Mungkin bagi kaum muda menengah lainnya, ini adalah
pekerjaan yang sia-sia mengingat saya hanyalah staf analis kompetensi di
sebuah Kementerian yang berkantor di Lapangan Banteng.
Pikiran dan renungan mengenai Pancasila akhirnya dapat
terangkum dengan beberapa hal pendapat yang kurang lebih hanya menyentuh
epistemologi dan ontologi-nya saja.
Pancasila dalam pemaknaannya seharusnya naik ke-tingkat
berikutnya yang lebih tinggi, yaitu pemaknaan Pancasila dalam konteks
emansipatoris dan hegemonik.
Saya meyakini bahwa Pancasila lahir tidak hanya berasal
dari pemaknaan analisis literatur semata yang kemudian disematkan hanya untuk
menjadi simbol-simbol kewarganageraan saja.
Pancasila harus lebih dari itu. Pancasila harus meresap
masuk dalam sanubari seseorang dari tuntasnya epistemologis, ontologis,
hingga aksiologisnya.
Warga negara Indonesia sedang dihadapkan pada perdebatan
yang tidak substansial dari sebuah Pancasila itu sendiri. Perdebatan ini
diakibatkan oleh kebingungan-kebingungan yang absurd hingga menimbulkan
spekulasi-spekulasi non-intelektuil dari pemaknaan Pancasila.

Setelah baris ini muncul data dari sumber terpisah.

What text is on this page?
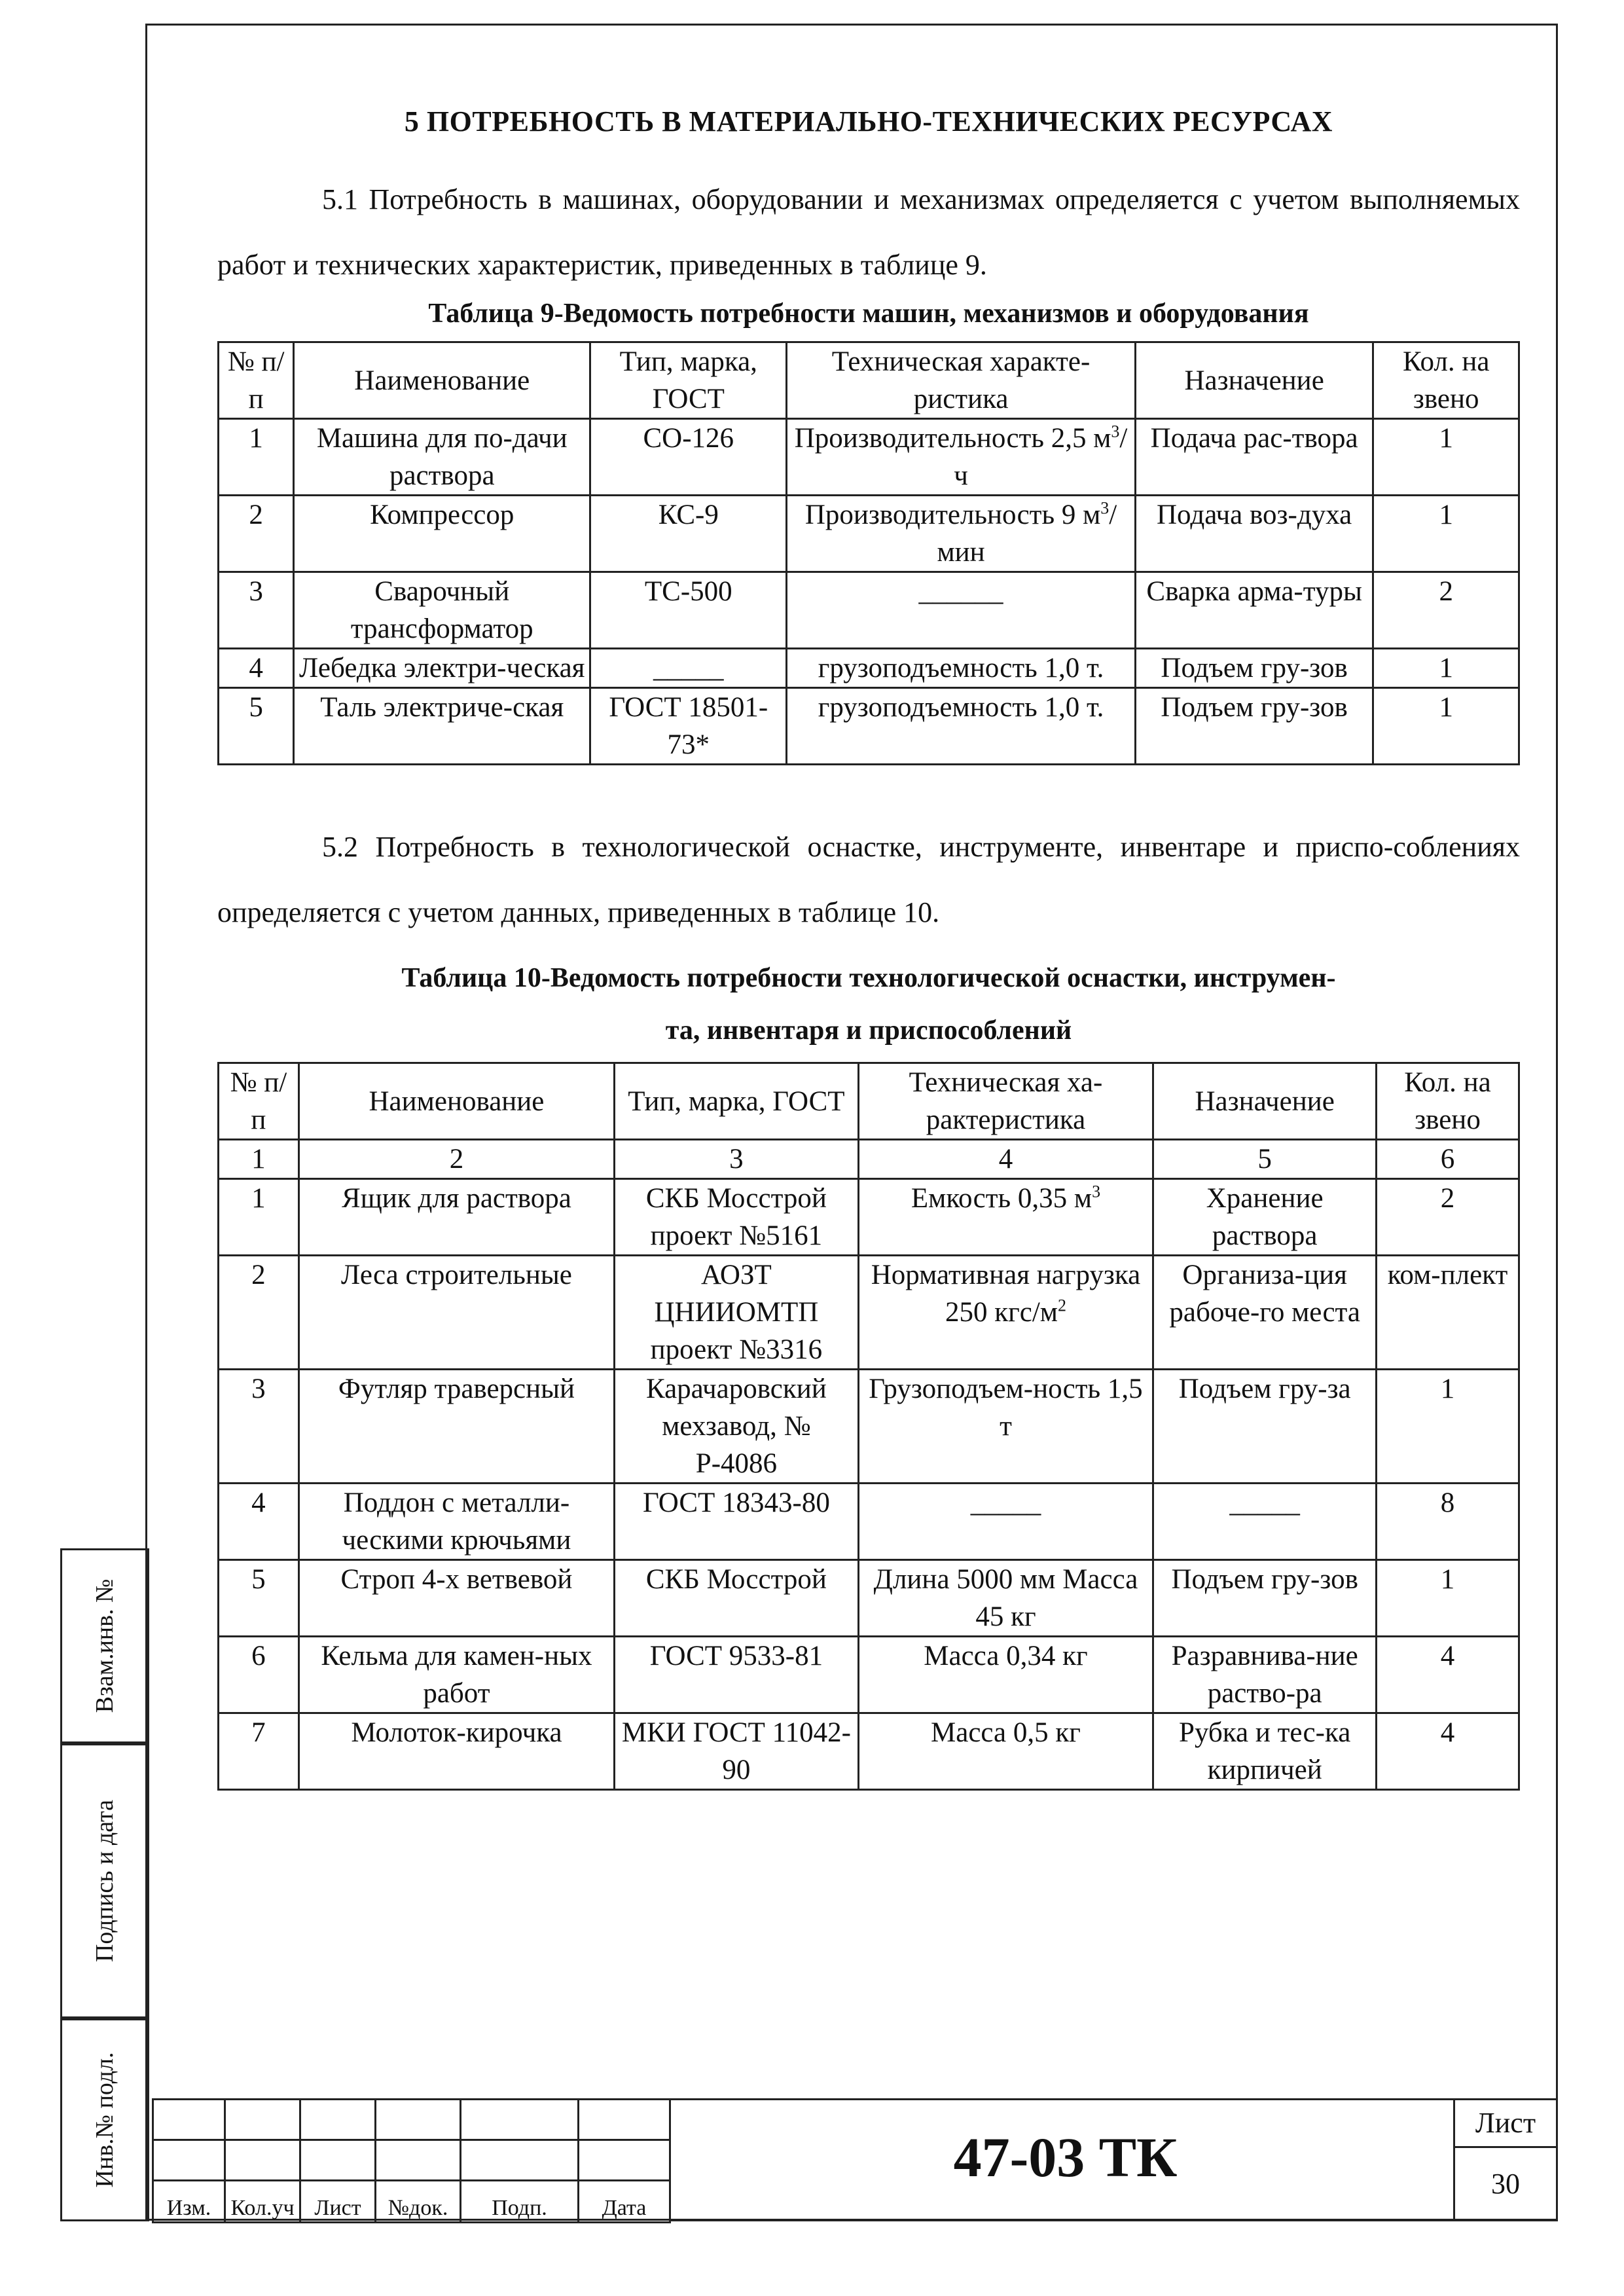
Взам.инв. №
Подпись и дата
Инв.№ подл.
5 ПОТРЕБНОСТЬ В МАТЕРИАЛЬНО-ТЕХНИЧЕСКИХ РЕСУРСАХ

5.1 Потребность в машинах, оборудовании и механизмах определяется с учетом выполняемых работ и технических характеристик, приведенных в таблице 9.

Таблица 9-Ведомость потребности машин, механизмов и оборудования
№ п/п	Наименование	Тип, марка, ГОСТ	Техническая характе-ристика	Назначение	Кол. на звено
1	Машина для по-дачи раствора	СО-126	Производительность 2,5 $м^3/ч$	Подача рас-твора	1
2	Компрессор	КС-9	Производительность 9 $м^3$/мин	Подача воз-духа	1
3	Сварочный трансформатор	ТС-500	______	Сварка арма-туры	2
4	Лебедка электри-ческая	_____	грузоподъемность 1,0 т.	Подъем гру-зов	1
5	Таль электриче-ская	ГОСТ 18501-73*	грузоподъемность 1,0 т.	Подъем гру-зов	1

5.2 Потребность в технологической оснастке, инструменте, инвентаре и приспо-соблениях определяется с учетом данных, приведенных в таблице 10.

Таблица 10-Ведомость потребности технологической оснастки, инструмен-
та, инвентаря и приспособлений
№ п/п	Наименование	Тип, марка, ГОСТ	Техническая ха-рактеристика	Назначение	Кол. на звено
1	2	3	4	5	6
1	Ящик для раствора	СКБ Мосстрой проект №5161	Емкость 0,35 $м^3$	Хранение раствора	2
2	Леса строительные	АОЗТ ЦНИИОМТП проект №3316	Нормативная нагрузка 250 кгс/$м^2$	Организа-ция рабоче-го места	ком-плект
3	Футляр траверсный	Карачаровский мехзавод, № Р-4086	Грузоподъем-ность 1,5 т	Подъем гру-за	1
4	Поддон с металли-ческими крючьями	ГОСТ 18343-80	_____	_____	8
5	Строп 4-х ветвевой	СКБ Мосстрой	Длина 5000 мм Масса 45 кг	Подъем гру-зов	1
6	Кельма для камен-ных работ	ГОСТ 9533-81	Масса 0,34 кг	Разравнива-ние раство-ра	4
7	Молоток-кирочка	МКИ ГОСТ 11042-90	Масса 0,5 кг	Рубка и тес-ка кирпичей	4

Изм.	Кол.уч	Лист	№док.	Подп.	Дата
Лист
30
47-03 ТК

Ini dibuktikan dengan perdebatan kontra-produktif mengenai
tanggal dan bulan yang di mana Pancasila dilihat hanya dari sisi kulit, tidak
pada isinya. Ini berarti bahwa kebanyakan masyarakat Indonesia hanya melihat
Pancasila sebagai alat simbol negara semata, bukan sampai pada indoktrinasi
terhadap Pancasila itu sendiri .
Walaupun belum ada penelitian secara khusus tentang ini,
sangat terasa bahwa Pancasila hanya disandarkan output-nya pada
simbolis-dogmatik saja.
Ini sangat rentan, karena Pancasila bisa saja menjadi alat
kepentingan politik golongan tertentu seperti yang dilakukan di masa orde
baru, di mana Pancasila menjadi instrumen otoriter untuk memukul sendi-sendi
kehidupan berserikat dan berpendapat.
Hal yang lebih menakutkan lagi, Pancasila bisa saja
menjadi alat untuk memukul habis perkembangan pemikiran progresif warga
negaranya akibat ketidaktahuan sejarah dan filosofisnya.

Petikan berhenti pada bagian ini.